Just to change things up a bit, we've finally left William Younger. And moved across town to Thomas Usher. Across town? I mean a little to the south. When this beer was brewed, Thomas Usher had already moved from Cowgate to St Leonard’s Street. The brewery is listed in the 1978 Good Beer Guide, which I've just been going through. At the time, it was owned by Lorimer.
What jumps out at me about this beer is the gravity. Just 1046º. In England, very little was brewed that weak. You know what it looks like to me? A Light Bitter. A light beer in both senses, colour and strength. I know I don't need to tell you this, but I'm going to say it in case any strangers have wandered in. IPA wasn't a strong beer in the 19th century. Even so, 1046º is pretty weak.
Here's another assumption that shouldn't be made: that IPA was stronger than Pale Ale. I can think of plenty of examples of the opposite. Like at Usher. They had three Pale Ales in their range: PA 60/- at 1060º, PA at 1054º and IPA and 1046º. Sometimes they parti-gyled them together, others they brewed them entire gyle.
What was the difference between Pale Ale and IPA? There's no hard and fast rule. At one brewery the IPA would be stronger, at another the Pale Ale. And the hopping. IPA wasn't necessarily more heavily hopped. At Usher it wasn't. Being parti-gyled with Pale Ale, the hopping rate per quarter was identical. Being lower gravity than Pale Ale and parti-gyled with it, the hopping rate per barrel had to be lower.
That's me about done. Except to draw your attention to the use of black malt. I've never seen black malt in an English Pale Ale in the 19th century. Or the 20th, come to think of it. Maybe all that stuff about roasted barley in Scottish beer isn't the load of bollocks I've always assumed. Something to think about . . .
Kristen time . . . . . .
First Usher’s logs of a lot we’ll be doing. They do things a bit differently but have a lot of similar feel too them. Lots of ingredients and such will be the same throughout so follow along to see the differences.
Grist – Unlike Younger’s, Usher’s uses a good deal of Scottish base malt. If you have access to anything Scottish other than Golden Promise give that a shot. If not, use Golden Promise. It’s a great malt. You’ll notice the black malt. Yes, you are correct! However, don’t you go throwing that in the mash. No sir! That goes directly in the boil kettle! Yes, I said that correctly. Right in the boil kettle. I find that if I micronize it (aka stick it into a coffee mill and destroy it) I get much better extraction, flavor and it drops like a rock in the hot break and subsequent whirlpool. Also, if you remember, Barclay Perkins did the same for a lot of their stouts. I’ve received numerous emails with numerous theories of why this is a bad idea. None of them make scientific sense. Give it a shot, you won’t be sorry.
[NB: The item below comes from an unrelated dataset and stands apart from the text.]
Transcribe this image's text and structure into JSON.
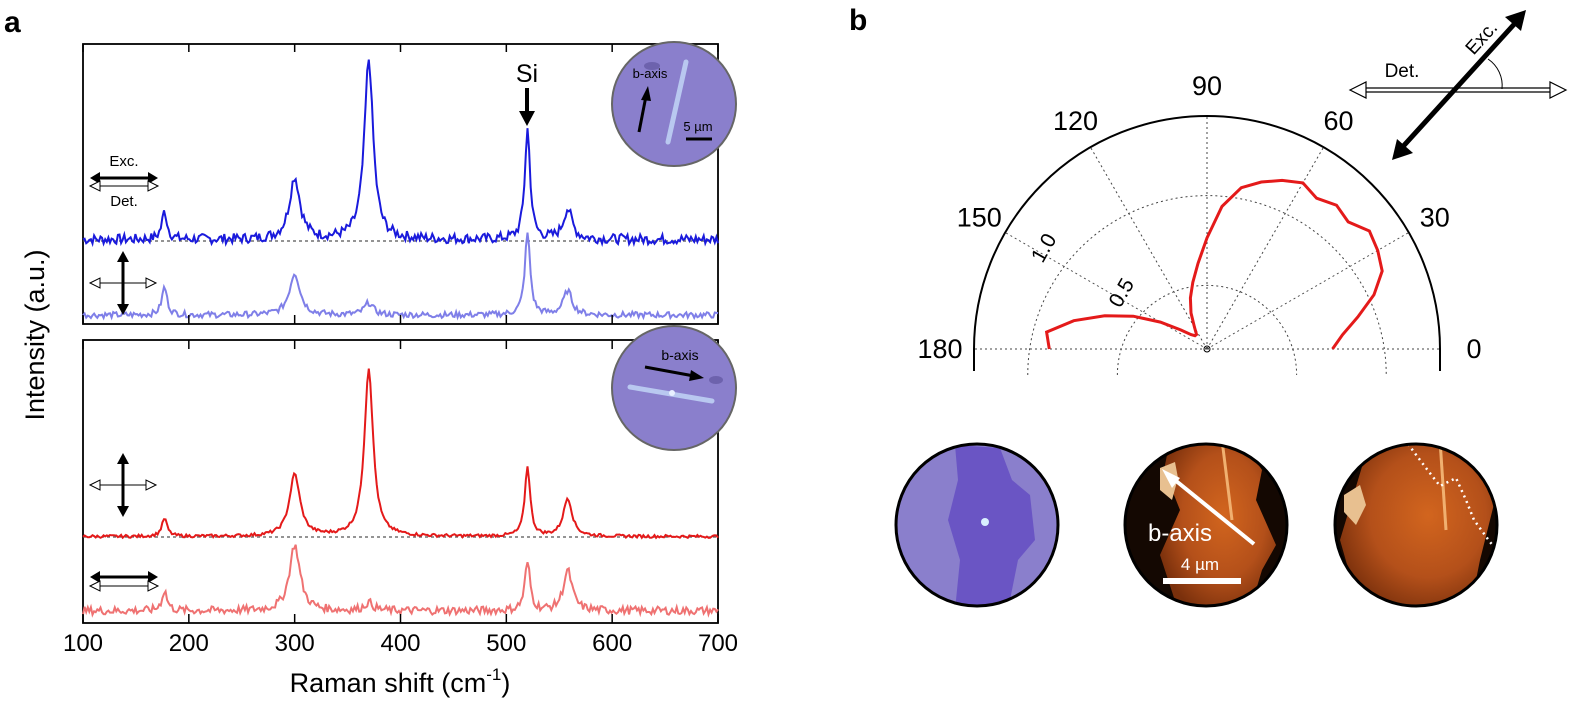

Hops – Lots of really cool stuff here in these Ushers logs. Specifically, American and French hops, specifically Alsace. Here’s the rub. During the late 1880’s, Alsace were probably the cheapest hops you could buy on the English market and were also thought to be the lowest class. Google eBooks. House of Commons. 1890. Vol 13. Lots of great stuff about the cost and quality of hops. Saaz, Spalt and EKG were the thought to be the best quality and got the highest price. Continuing…Happy Cluster hops give a really nice deep bitterness that hangs on and the late addition of the Hallertauer-esque hops really add to the huge hop flavor of this beer. I was out of Hallertauer but used some Strisselspalter from, yep, you guessed it, Alsace itself. Never used them before and at 1.8% there really wasn’t much to them. Definite Hallertauer-y.
Yeast – Lets start off with two yeasts very easy to use. Nottingham or Fullers. I prefer the fruit of the latter for IPAs but its your choice.